Opinion
2021–00679 Index No. 71005/20
08-24-2022
Hach & Rose, LLP (Harris J. Zakarin, P.C., Melville, NY, of counsel), for appellant. Lewis Brisbois Bisgaard & Smith LLP, New York, NY (Nicholas P. Hurzeler of counsel), for respondents.
Hach & Rose, LLP (Harris J. Zakarin, P.C., Melville, NY, of counsel), for appellant.
Lewis Brisbois Bisgaard & Smith LLP, New York, NY (Nicholas P. Hurzeler of counsel), for respondents.
MARK C. DILLON, J.P., COLLEEN D. DUFFY, JOSEPH J. MALTESE, WILLIAM G. FORD, JJ.
DECISION & ORDER In an action to recover damages for personal injuries, the plaintiff appeals from an order of the Supreme Court, Queens County (Timothy J. Dufficy, J.), entered December 21, 2020. The order denied the plaintiff's motion for summary judgment on the issue of liability.
ORDERED that the order is affirmed, with costs.
In December 2015, the plaintiff commenced this action against the defendants, Joseph Mannino and Royal Waste Services, Inc. (hereinafter Royal Waste), to recover damages for personal injuries which the plaintiff alleged he sustained as a result of a rear-end collision that occurred in March 2015. The plaintiff alleged that, on the date at issue, the vehicle that he was driving, which was stopped at a red light at the intersection of Queens Boulevard and 78th Avenue in Queens, was struck in the rear by a garbage truck driven by Mannino and owned by Royal Waste. The plaintiff subsequently moved for summary judgment on the issue of liability. In an order entered December 21, 2020, the Supreme Court denied the motion. The plaintiff appeals. We affirm.
A rear-end collision with a stopped or stopping vehicle establishes a prima facie case of negligence on the part of the operator of the rear vehicle, thereby requiring that operator to rebut the inference of negligence by providing a nonnegligent explanation for the collision (see Tutrani v. County of Suffolk, 10 N.Y.3d 906, 908, 861 N.Y.S.2d 610, 891 N.E.2d 726 ; Cruz v. Valentine Packaging Corp., 167 A.D.3d 707, 708, 89 N.Y.S.3d 316 ). A sudden stop of the lead vehicle may constitute a nonnegligent explanation for a rear-end collision (see Tutrani v. County of Suffolk, 10 N.Y.3d at 908, 861 N.Y.S.2d 610, 891 N.E.2d 726 ; Chepel v. Meyers, 306 A.D.2d 235, 237, 762 N.Y.S.2d 95 ).
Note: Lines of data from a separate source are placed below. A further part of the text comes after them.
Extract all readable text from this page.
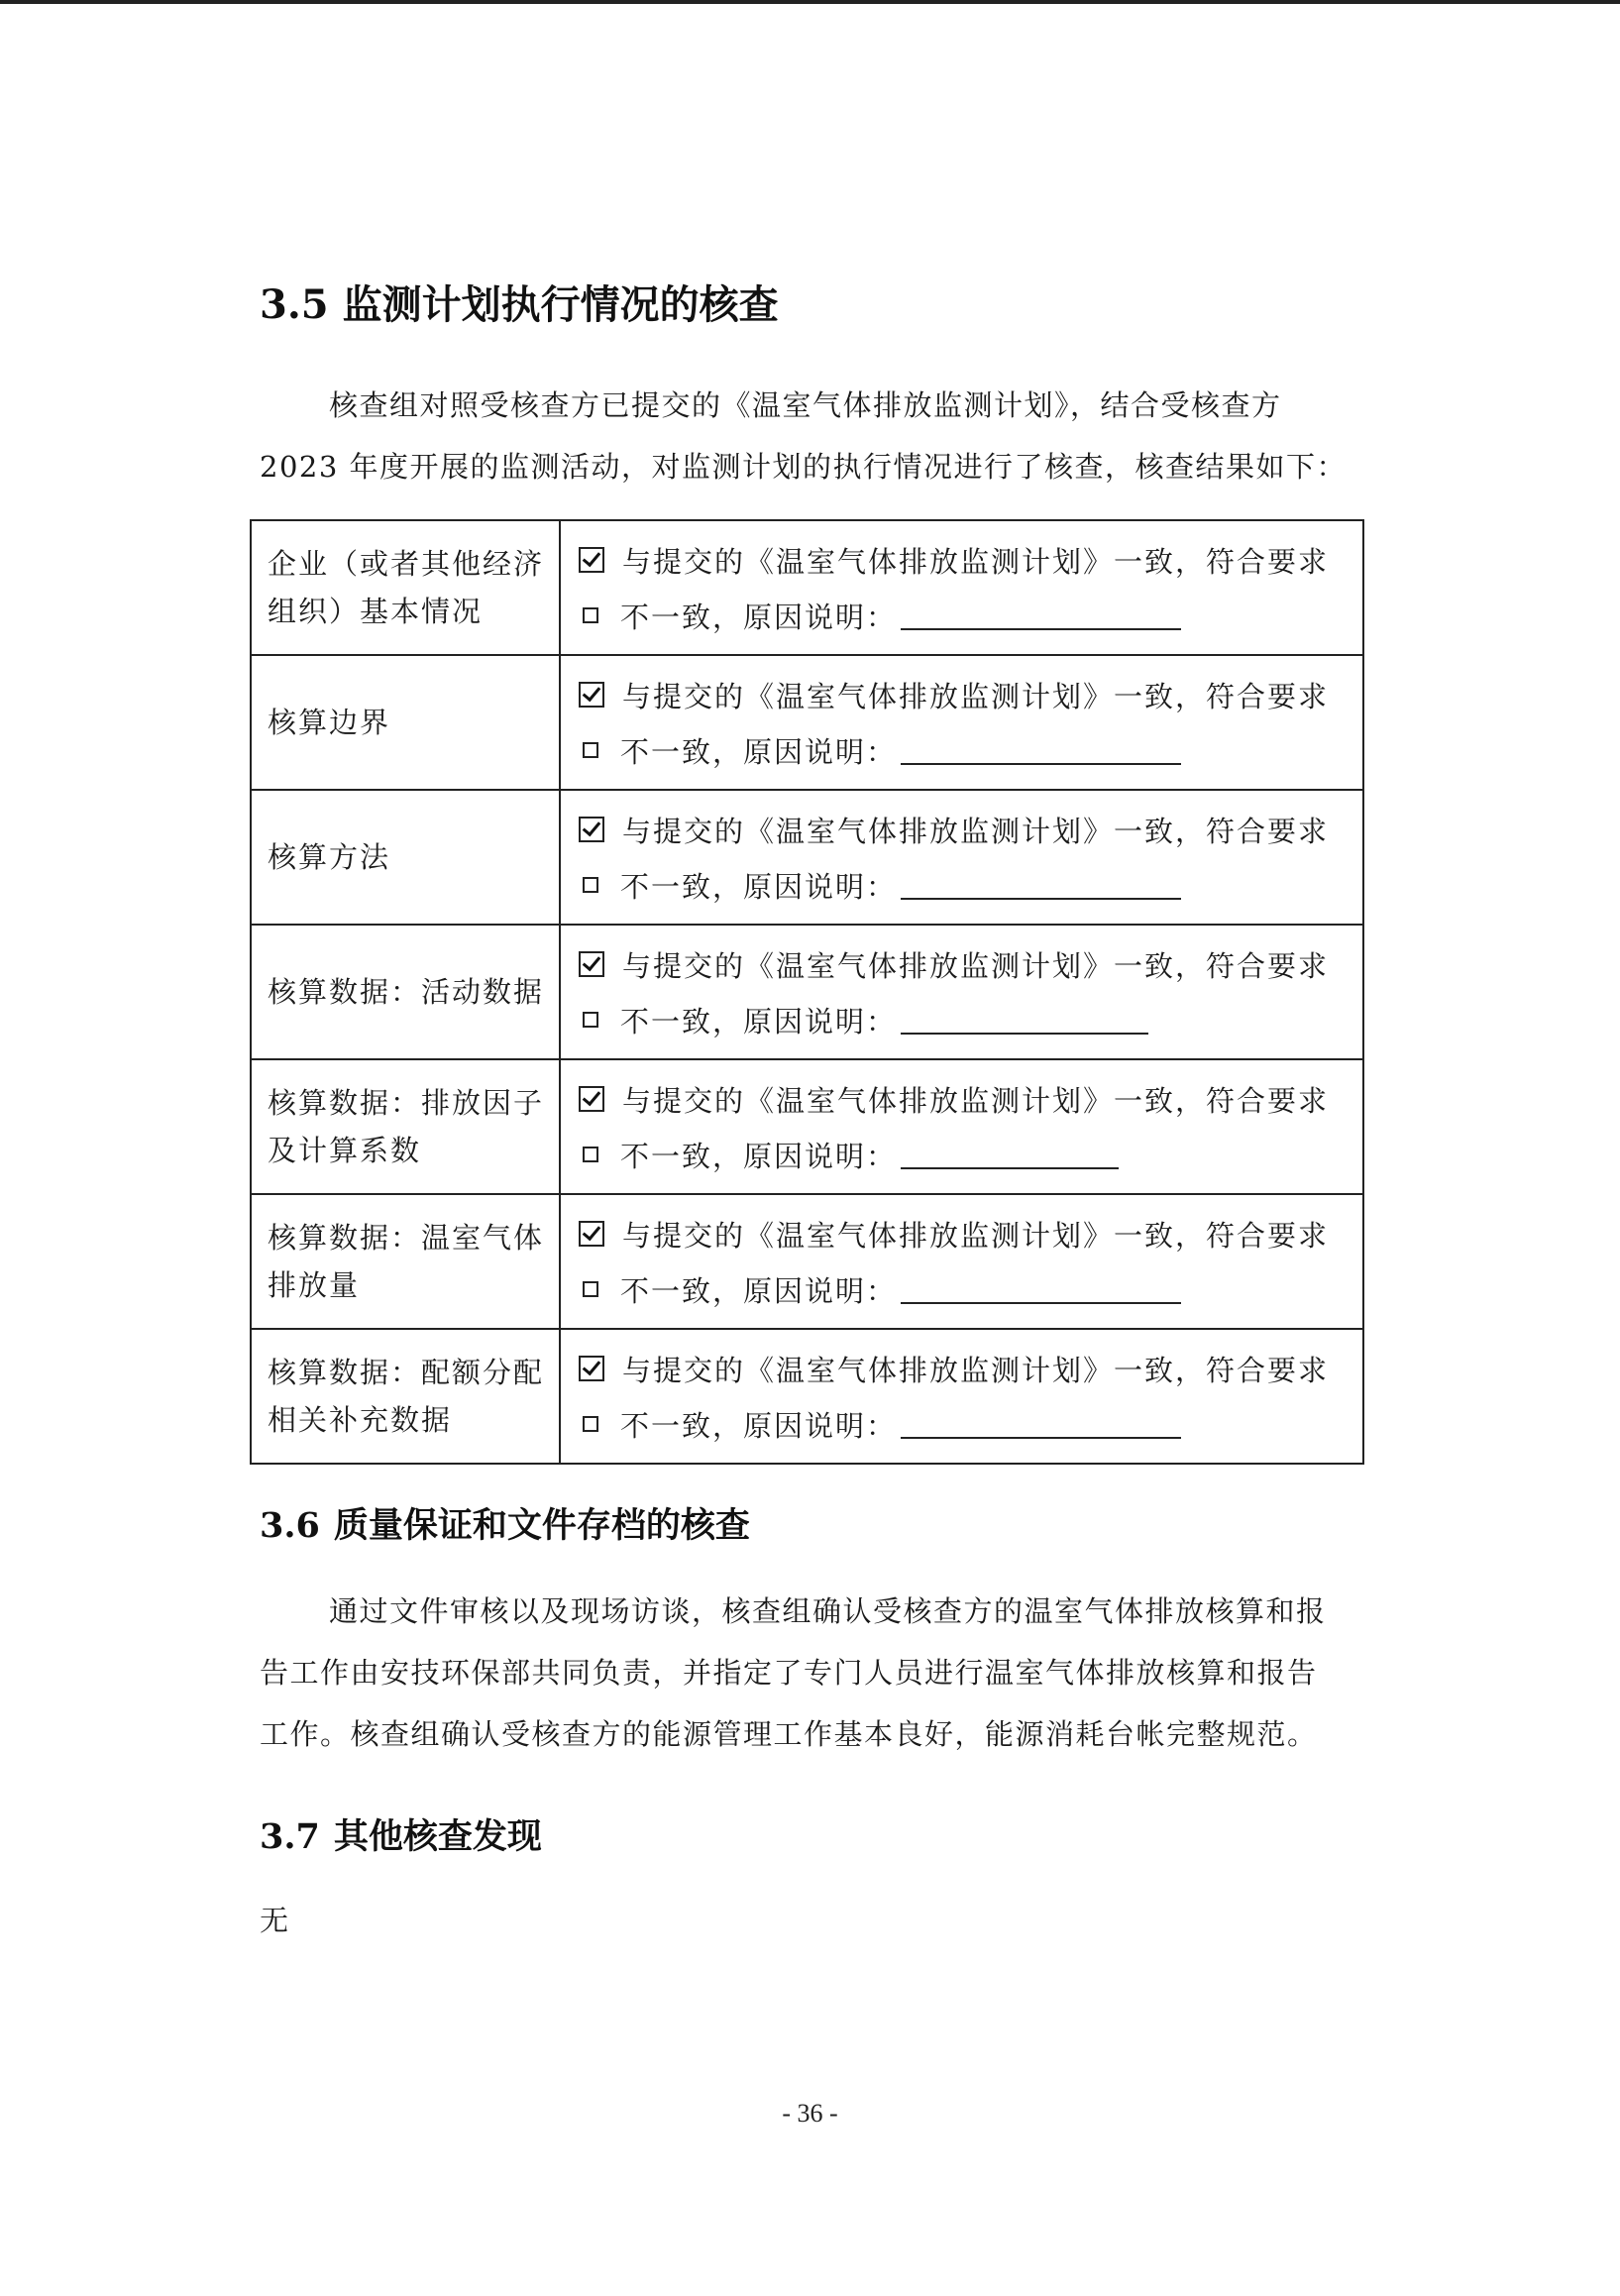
3.5 监测计划执行情况的核查
核查组对照受核查方已提交的《温室气体排放监测计划》，结合受核查方
2023 年度开展的监测活动，对监测计划的执行情况进行了核查，核查结果如下：
企业（或者其他经济组织）基本情况	与提交的《温室气体排放监测计划》一致，符合要求
不一致，原因说明：

核算边界	与提交的《温室气体排放监测计划》一致，符合要求
不一致，原因说明：

核算方法	与提交的《温室气体排放监测计划》一致，符合要求
不一致，原因说明：

核算数据：活动数据	与提交的《温室气体排放监测计划》一致，符合要求
不一致，原因说明：

核算数据：排放因子及计算系数	与提交的《温室气体排放监测计划》一致，符合要求
不一致，原因说明：

核算数据：温室气体排放量	与提交的《温室气体排放监测计划》一致，符合要求
不一致，原因说明：

核算数据：配额分配相关补充数据	与提交的《温室气体排放监测计划》一致，符合要求
不一致，原因说明：
3.6 质量保证和文件存档的核查
通过文件审核以及现场访谈，核查组确认受核查方的温室气体排放核算和报
告工作由安技环保部共同负责，并指定了专门人员进行温室气体排放核算和报告
工作。核查组确认受核查方的能源管理工作基本良好，能源消耗台帐完整规范。
3.7 其他核查发现
无
- 36 -
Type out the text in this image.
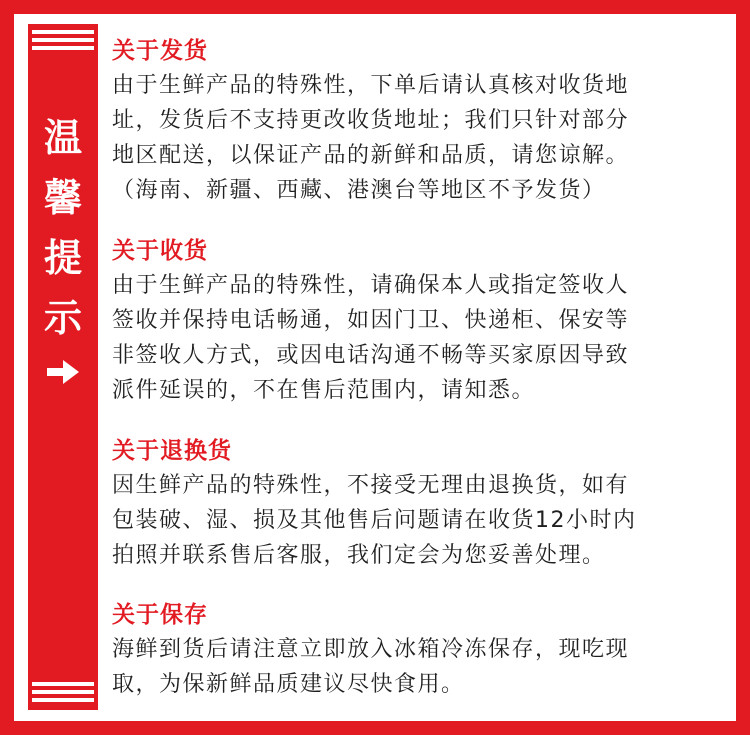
温
馨
提
示
关于发货
由于生鲜产品的特殊性，下单后请认真核对收货地
址，发货后不支持更改收货地址；我们只针对部分
地区配送，以保证产品的新鲜和品质，请您谅解。
（海南、新疆、西藏、港澳台等地区不予发货）
关于收货
由于生鲜产品的特殊性，请确保本人或指定签收人
签收并保持电话畅通，如因门卫、快递柜、保安等
非签收人方式，或因电话沟通不畅等买家原因导致
派件延误的，不在售后范围内，请知悉。
关于退换货
因生鲜产品的特殊性，不接受无理由退换货，如有
包装破、湿、损及其他售后问题请在收货12小时内
拍照并联系售后客服，我们定会为您妥善处理。
关于保存
海鲜到货后请注意立即放入冰箱冷冻保存，现吃现
取，为保新鲜品质建议尽快食用。
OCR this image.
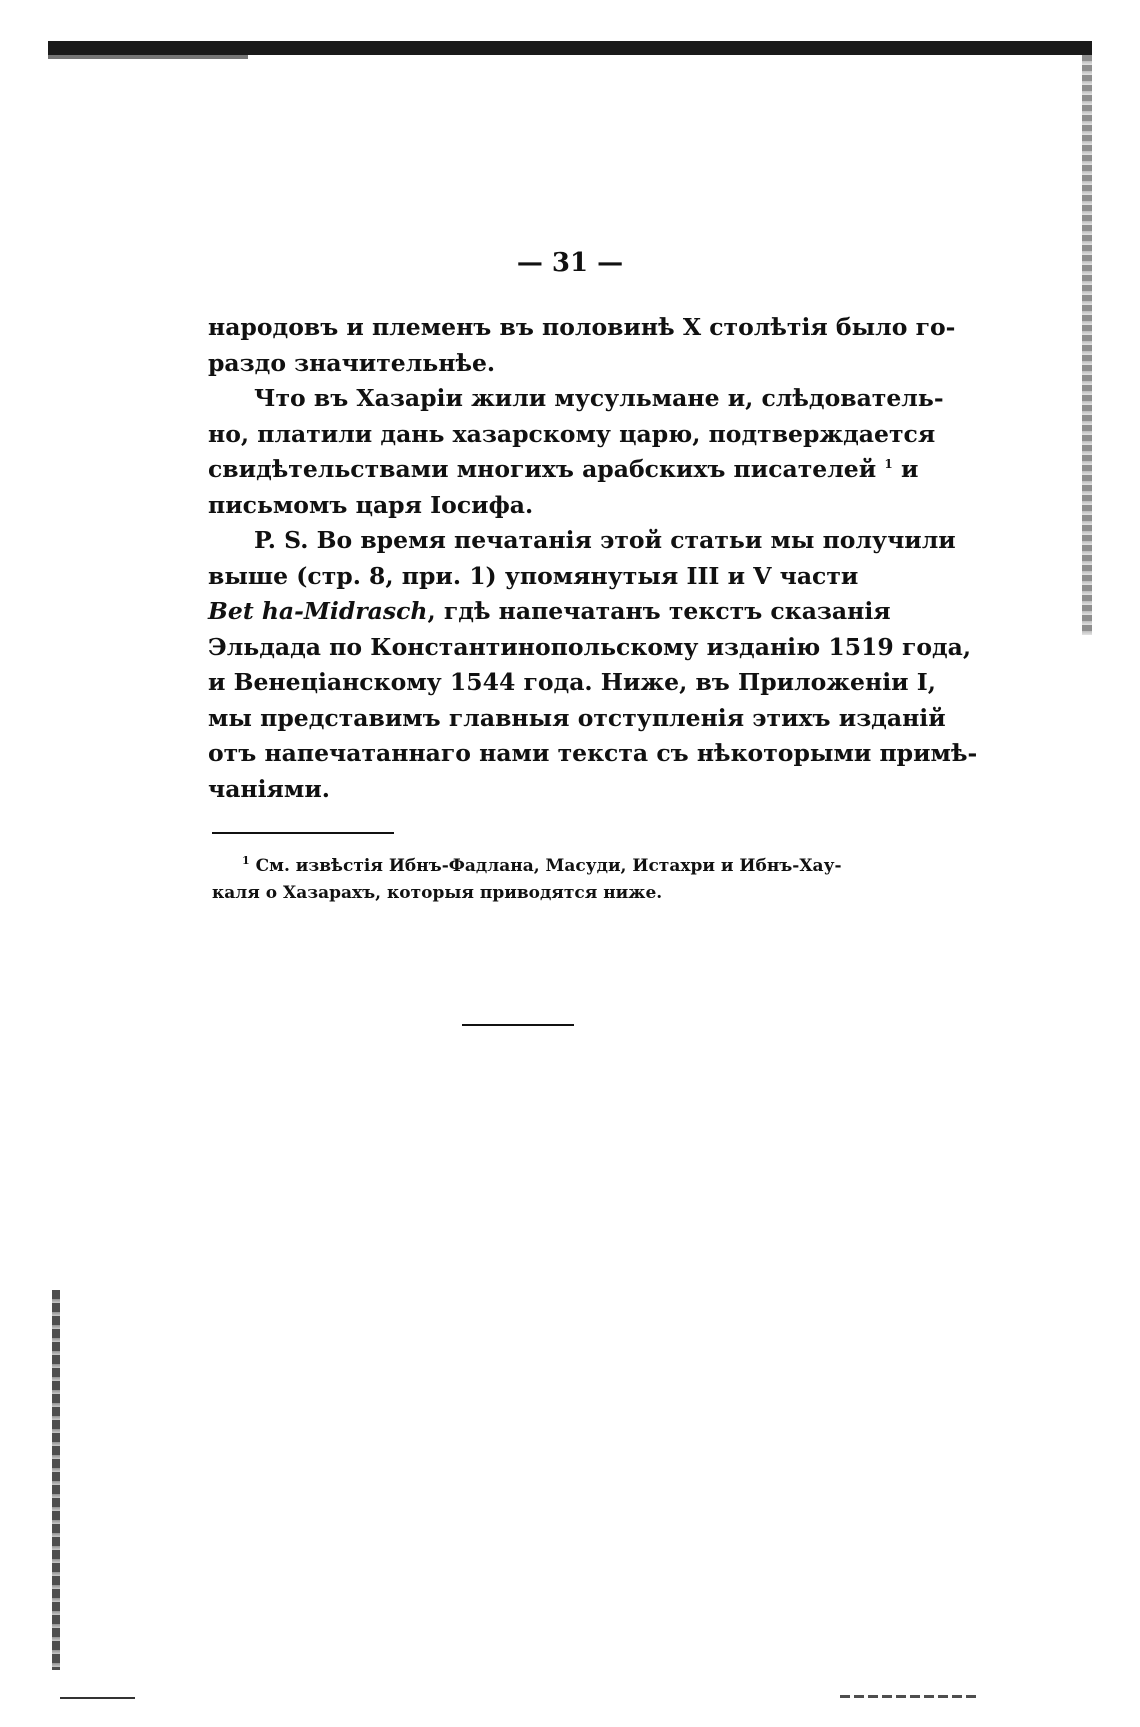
— 31 —
народовъ и племенъ въ половинѣ X столѣтія было го-
раздо значительнѣе.
Что въ Хазаріи жили мусульмане и, слѣдователь-
но, платили дань хазарскому царю, подтверждается
свидѣтельствами многихъ арабскихъ писателей $^1$ и
письмомъ царя Іосифа.
P. S. Во время печатанія этой статьи мы получили
выше (стр. 8, при. 1) упомянутыя III и V части
Bet ha-Midrasch, гдѣ напечатанъ текстъ сказанія
Эльдада по Константинопольскому изданію 1519 года,
и Венеціанскому 1544 года. Ниже, въ Приложеніи I,
мы представимъ главныя отступленія этихъ изданій
отъ напечатаннаго нами текста съ нѣкоторыми примѣ-
чаніями.
$^1$ См. извѣстія Ибнъ-Фадлана, Масуди, Истахри и Ибнъ-Хау-
каля о Хазарахъ, которыя приводятся ниже.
The plaintiff's motion for summary judgment on the issue of liability was properly denied, but on grounds other than those relied upon by the Supreme Court. In support of his motion for summary judgment, the plaintiff submitted, inter alia, transcripts of his deposition testimony and Mannino's deposition testimony. At his deposition, the plaintiff testified that his vehicle was stopped at a red traffic light when it was struck in the rear by the defendants’ vehicle. However, according to Mannino's deposition testimony, on the date and time at issue, the traffic light was green when the plaintiff's vehicle suddenly and unexpectedly stopped short in the crosswalk of the intersection where the accident occurred, with no apparent explanation. The plaintiff's own submissions raised triable issues of fact regarding how the accident occurred, and whether Mannino had a nonnegligent explanation for the accident (see e.g. Cruz v. Valentine Packaging Corp., 167 A.D.3d at 708–709, 89 N.Y.S.3d 316 ; Fajardo v. City of New York, 95 A.D.3d 820, 821, 943 N.Y.S.2d 587 ). Thus, the plaintiff failed to demonstrate his prima facie entitlement to judgment as a matter of law on the issue of liability (see Cruz v. Valentine Packaging Corp., 167 A.D.3d at 708–709, 89 N.Y.S.3d 316 ; Stafford v. Allied Bldg. Prods. Corp., 164 A.D.3d 1398, 1398–1399, 82 N.Y.S.3d 539 ).
Since the plaintiff failed to meet his initial burden as the movant, the Supreme Court should have denied the plaintiff's motion on this ground, without regard to the sufficiency of the defendants’ opposition papers (see Winegrad v. New York Univ. Med. Ctr., 64 N.Y.2d 851, 853, 487 N.Y.S.2d 316, 476 N.E.2d 642 ).
DILLON, J.P., DUFFY, MALTESE and FORD, JJ., concur.